Даже взрослые, житейски опытные люди, попадая в тяжёлый переплёт, замечают, как нарушаются многие их представления, как недостаточен их опыт жизни и знание людей в новых, особо суровых и необычных условиях. И Серёжа с первых же дней почувствовал, насколько непохожа жизнь на то, что он знал о ней из школьного и домашнего опыта, книг и собственных маленьких наблюдений. Однако удивительным оказалось не это, удивительным оказалось другое: постепенно, с течением времени, немного привыкнув к огромному вороху новых поразительных и неожиданных ощущений, познав усталость, наслушавшись многословной брани, то злой, то добродушной, познав всю простоту солдатских желаний и нравов, познав суровую власть сержанта и старшины, он ощутил, что его духовный мир не рухнул, не развалился, а продолжал существовать, устоял. Всё, что дала ему школа, учителя, товарищи, всё полученное от жизни и от чтения книг — уважение к труду, правдивости, свободе,— всё это не рухнуло в буре войны, захватившей его семнадцатилетний ум и сердце. Странно было представить себе седую голову Мостовского, строгие глаза и белый воротничок бабушки здесь, среди дорожной пыли, криков команды и ночных солдатских разговоров. Но линия духовной жизни, которой он следовал, не поломалась, не согнулась, а, наоборот, напружилась, сохранила свою прочную прямизну.
По мере приближения к фронту быстро менялись ополченские знаменитости и авторитеты. В первые бестолковые дни, когда ополченцев поселили в казармы, и занятия не были налажены, и день заполнялся составлением и проверкой списков, суетливыми разговорами и хлопотами об увольнительных записках,— развязный, житейски умелый и ловкий Градусов заслонил собой всех.
С первого часа после записи в ополчение и прихода в казарму Градусов веско повторял:
— Я в роте долго болтаться не буду, откомандируюсь.
И, действительно, со спокойным умением он стал добиваться откомандирования из роты; знакомые у него оказались всюду — и в ополченском штабе, и в штабе округа, и в хозяйственной, и в санитарной части. Вероятно, он бы и добился перевода в хозяйственную или санитарную часть, если бы не упорство командира роты Крякина — тот не отпускал его, дважды писал объяснительную записку комиссару полка. Командир полка, хотевший взять разбитного Градусова порученцем, махнул рукой и сказал:
— Ладно, пусть остаётся в роте.
Градусов возненавидел ротного до того, что уже не думал ни о войне, ни о семье, ни о будущем. Он мог часами говорить и думать о Крякине, и когда Крякин перед строем раскрывал планшет, некогда подаренный ему Градусовым, у Градусова мутнели глаза.
Градусов соединял в себе, казалось, несоединимые вещи.

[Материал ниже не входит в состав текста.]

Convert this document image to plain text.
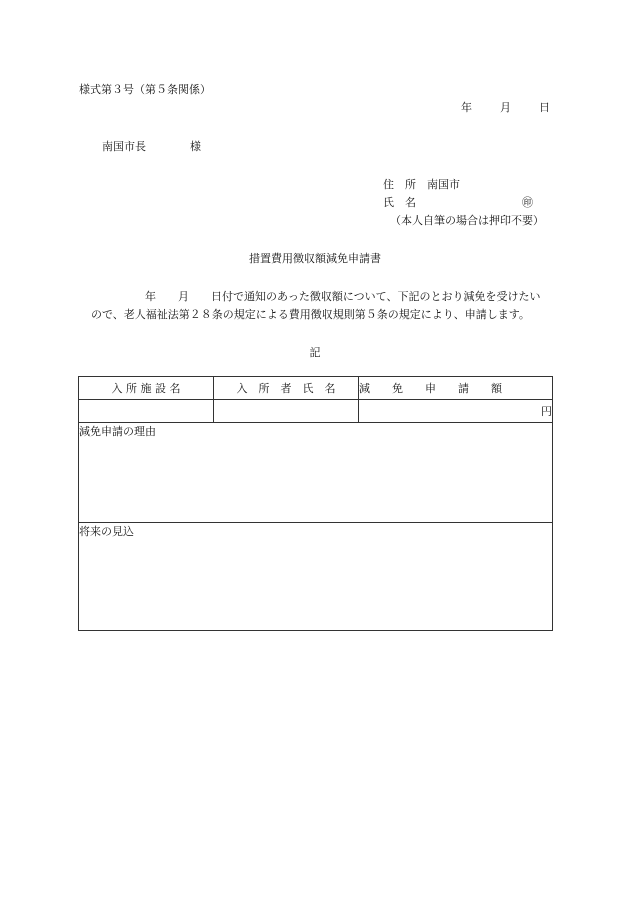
様式第３号（第５条関係）
年	月	日
南国市長　　　　様
住　所　南国市
氏　名	㊞
（本人自筆の場合は押印不要）
措置費用徴収額減免申請書
年　　月　　日付で通知のあった徴収額について、下記のとおり減免を受けたい
ので、老人福祉法第２８条の規定による費用徴収規則第５条の規定により、申請します。
記
入 所 施 設 名	入　所　者　氏　名	減　　免　　申　　請　　額
		円
減免申請の理由		
将来の見込		
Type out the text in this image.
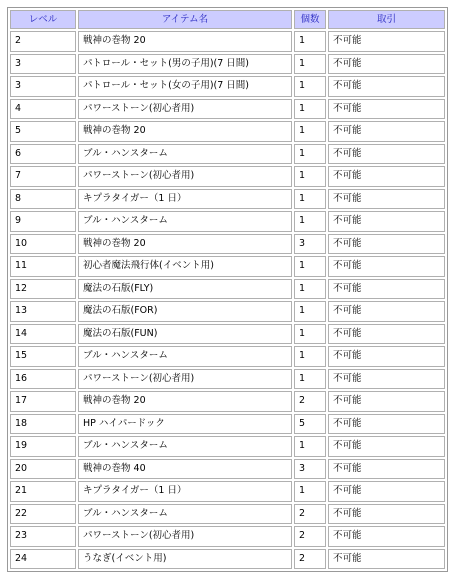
レベル	アイテム名	個数	取引
2	戦神の巻物 20	1	不可能
3	パトロール・セット(男の子用)(7 日間)	1	不可能
3	パトロール・セット(女の子用)(7 日間)	1	不可能
4	パワーストーン(初心者用)	1	不可能
5	戦神の巻物 20	1	不可能
6	ブル・ハンスターム	1	不可能
7	パワーストーン(初心者用)	1	不可能
8	キプラタイガー（1 日）	1	不可能
9	ブル・ハンスターム	1	不可能
10	戦神の巻物 20	3	不可能
11	初心者魔法飛行体(イベント用)	1	不可能
12	魔法の石版(FLY)	1	不可能
13	魔法の石版(FOR)	1	不可能
14	魔法の石版(FUN)	1	不可能
15	ブル・ハンスターム	1	不可能
16	パワーストーン(初心者用)	1	不可能
17	戦神の巻物 20	2	不可能
18	HP ハイパードック	5	不可能
19	ブル・ハンスターム	1	不可能
20	戦神の巻物 40	3	不可能
21	キプラタイガー（1 日）	1	不可能
22	ブル・ハンスターム	2	不可能
23	パワーストーン(初心者用)	2	不可能
24	うなぎ(イベント用)	2	不可能
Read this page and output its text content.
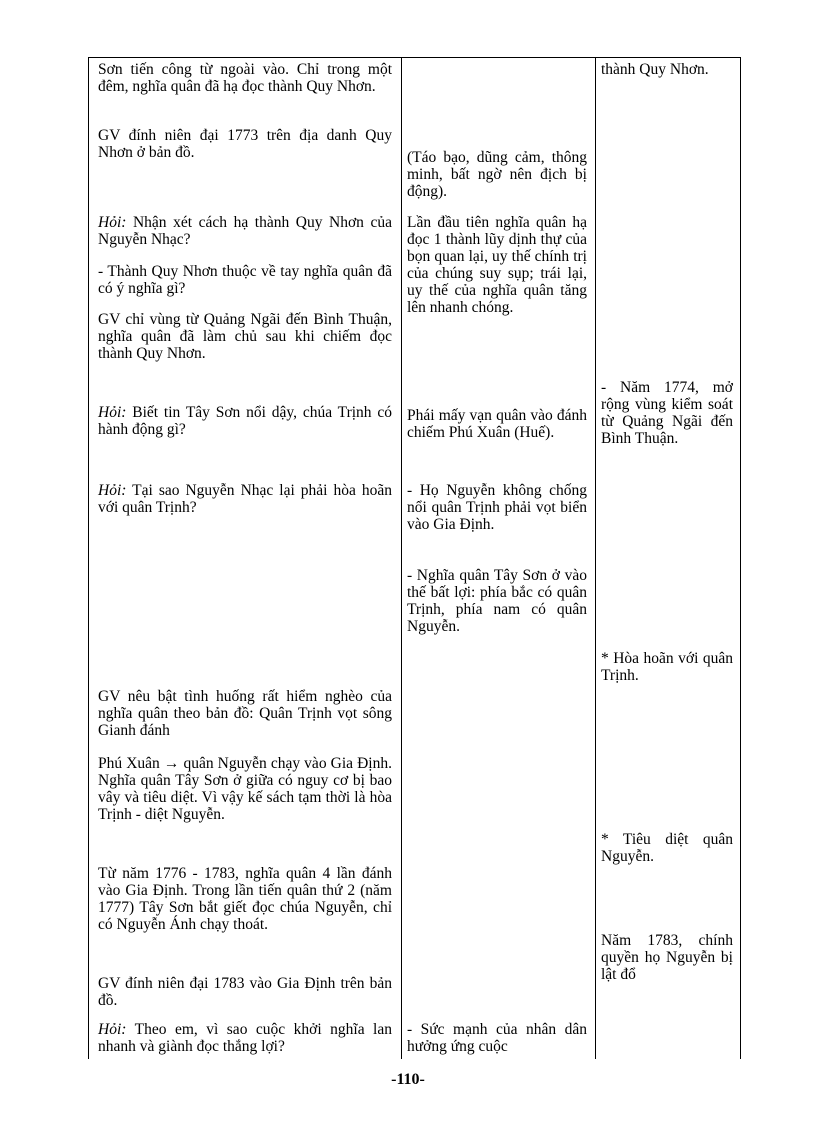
Sơn tiến công từ ngoài vào. Chỉ trong một đêm, nghĩa quân đã hạ đọc thành Quy Nhơn.

GV đính niên đại 1773 trên địa danh Quy Nhơn ở bản đồ.

Hỏi: Nhận xét cách hạ thành Quy Nhơn của Nguyễn Nhạc?

- Thành Quy Nhơn thuộc về tay nghĩa quân đã có ý nghĩa gì?

GV chỉ vùng từ Quảng Ngãi đến Bình Thuận, nghĩa quân đã làm chủ sau khi chiếm đọc thành Quy Nhơn.

Hỏi: Biết tin Tây Sơn nổi dậy, chúa Trịnh có hành động gì?

Hỏi: Tại sao Nguyễn Nhạc lại phải hòa hoãn với quân Trịnh?

GV nêu bật tình huống rất hiểm nghèo của nghĩa quân theo bản đồ: Quân Trịnh vọt sông Gianh đánh

Phú Xuân → quân Nguyễn chạy vào Gia Định. Nghĩa quân Tây Sơn ở giữa có nguy cơ bị bao vây và tiêu diệt. Vì vậy kế sách tạm thời là hòa Trịnh - diệt Nguyễn.

Từ năm 1776 - 1783, nghĩa quân 4 lần đánh vào Gia Định. Trong lần tiến quân thứ 2 (năm 1777) Tây Sơn bắt giết đọc chúa Nguyễn, chỉ có Nguyễn Ánh chạy thoát.

GV đính niên đại 1783 vào Gia Định trên bản đồ.

Hỏi: Theo em, vì sao cuộc khởi nghĩa lan nhanh và giành đọc thắng lợi?

(Táo bạo, dũng cảm, thông minh, bất ngờ nên địch bị động).

Lần đầu tiên nghĩa quân hạ đọc 1 thành lũy dịnh thự của bọn quan lại, uy thế chính trị của chúng suy sụp; trái lại, uy thế của nghĩa quân tăng lên nhanh chóng.

Phái mấy vạn quân vào đánh chiếm Phú Xuân (Huế).

- Họ Nguyễn không chống nổi quân Trịnh phải vọt biển vào Gia Định.

- Nghĩa quân Tây Sơn ở vào thế bất lợi: phía bắc có quân Trịnh, phía nam có quân Nguyễn.

- Sức mạnh của nhân dân hưởng ứng cuộc

thành Quy Nhơn.

- Năm 1774, mở rộng vùng kiểm soát từ Quảng Ngãi đến Bình Thuận.

* Hòa hoãn với quân Trịnh.

* Tiêu diệt quân Nguyễn.

Năm 1783, chính quyền họ Nguyễn bị lật đổ

-110-
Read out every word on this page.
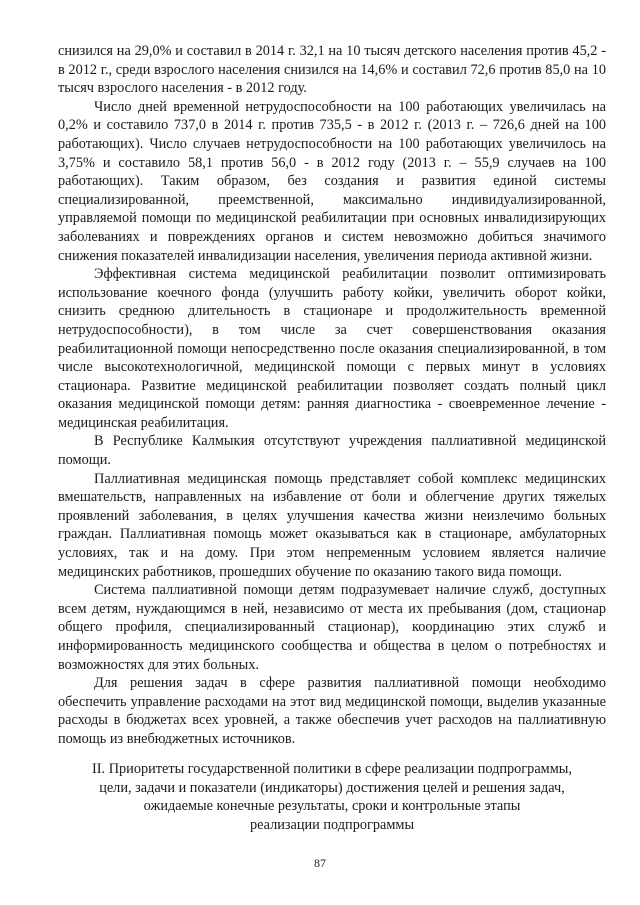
снизился на 29,0% и составил в 2014 г. 32,1 на 10 тысяч детского населения против 45,2 - в 2012 г., среди взрослого населения снизился на 14,6% и составил 72,6 против 85,0 на 10 тысяч взрослого населения - в 2012 году.

Число дней временной нетрудоспособности на 100 работающих увеличилась на 0,2% и составило 737,0 в 2014 г. против 735,5 - в 2012 г. (2013 г. – 726,6 дней на 100 работающих). Число случаев нетрудоспособности на 100 работающих увеличилось на 3,75% и составило 58,1 против 56,0 - в 2012 году (2013 г. – 55,9 случаев на 100 работающих). Таким образом, без создания и развития единой системы специализированной, преемственной, максимально индивидуализированной, управляемой помощи по медицинской реабилитации при основных инвалидизирующих заболеваниях и повреждениях органов и систем невозможно добиться значимого снижения показателей инвалидизации населения, увеличения периода активной жизни.

Эффективная система медицинской реабилитации позволит оптимизировать использование коечного фонда (улучшить работу койки, увеличить оборот койки, снизить среднюю длительность в стационаре и продолжительность временной нетрудоспособности), в том числе за счет совершенствования оказания реабилитационной помощи непосредственно после оказания специализированной, в том числе высокотехнологичной, медицинской помощи с первых минут в условиях стационара. Развитие медицинской реабилитации позволяет создать полный цикл оказания медицинской помощи детям: ранняя диагностика - своевременное лечение - медицинская реабилитация.

В Республике Калмыкия отсутствуют учреждения паллиативной медицинской помощи.

Паллиативная медицинская помощь представляет собой комплекс медицинских вмешательств, направленных на избавление от боли и облегчение других тяжелых проявлений заболевания, в целях улучшения качества жизни неизлечимо больных граждан. Паллиативная помощь может оказываться как в стационаре, амбулаторных условиях, так и на дому. При этом непременным условием является наличие медицинских работников, прошедших обучение по оказанию такого вида помощи.

Система паллиативной помощи детям подразумевает наличие служб, доступных всем детям, нуждающимся в ней, независимо от места их пребывания (дом, стационар общего профиля, специализированный стационар), координацию этих служб и информированность медицинского сообщества и общества в целом о потребностях и возможностях для этих больных.

Для решения задач в сфере развития паллиативной помощи необходимо обеспечить управление расходами на этот вид медицинской помощи, выделив указанные расходы в бюджетах всех уровней, а также обеспечив учет расходов на паллиативную помощь из внебюджетных источников.

II. Приоритеты государственной политики в сфере реализации подпрограммы,
цели, задачи и показатели (индикаторы) достижения целей и решения задач,
ожидаемые конечные результаты, сроки и контрольные этапы
реализации подпрограммы
87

Он работал до последнего времени в областном жилищном строительном управлении и с гордостью рассказывал о своих успехах в работе, вспоминал о своих речах на заседаниях и общих собраниях и тут же любил рассказывать о том, как доставал костюм бостоновый, железо кровельное, шубу жене, он хвастал, как умно и выгодно жена, ездившая к родным в Саратов, продала помидоры со своего огорода, купила кремни для зажигалок и мануфактуру и, вернувшись, с выгодой продала эти дефицитные промтовары. И слушая Градусова, люди с насмешкой говорили: «Вот как некоторые жили, не то что мы с тобой». А сам Градусов, не понимавший насмешки, подтверждал:
— Да, были, что красиво жили.
После, когда началось военное обучение, когда дело дошло до изучения пулемёта и миномёта, до политбесед и ополченцы вкусили от суровой военной дисциплины, Градусов стушевался, и на первое место в роте вышел аспирант Механико-строительного института Ченцов.
С этим темноглазым сухощавым человеком Сергей Шапошников сошёлся ближе, чем с другими. Он и по возрасту более подходил к Сергею, состоял в комсомоле и был кандидатом в члены партии.
Их объединила общая нелюбовь к Градусову, к его вечной поговорке: «Всё убито, бобик сдох». Этими словами Градусов выражал свою внутреннюю свободу от обязательств морали.
Серёжа с Ченцовым подолгу разговаривали в вечерние часы. Ченцов расспрашивал Серёжу об учении и школе, иногда вдруг спрашивал:
— Как там, ждёт тебя в Сталинграде дивчина?
Серёжа смущался, и Ченцов снисходительно говорил:
— Ну что ж, у тебя ещё всё впереди.
Он часто рассказывал о своей жизни.
В 1932 году он, окончив семилетку, мальчишкой-сиротой приехал в Сталинград из далёкой деревни, поступил разносчиком в главную контору Тракторного завода. Потом он перешёл на работу в литейный цех, стал учиться в вечернем техникуме, на третьем курсе держал испытания в институт и поступил на заочный факультет. При сдаче дипломной работы он предложил рецептуру шихты с отечественными заменителями, его вызвали в Москву — утвердили аспирантом в научно-исследовательском институте.
Серёже нравилась его спокойная, хозяйская рассудительность и уверенность, его манера вникать во все ротные дела, прямо, не стесняясь, высказывать людям своё мнение о них. Он хорошо знал технические вопросы и помогал веско и немногословно миномётчикам при подготовке данных для стрельбы. Он очень интересно рассказывал Серёже о работе, которую вёл в исследовательском институте, рассказывал о своём детстве, о деревне, о том, как оробел, впервые попав в литейный цех завода.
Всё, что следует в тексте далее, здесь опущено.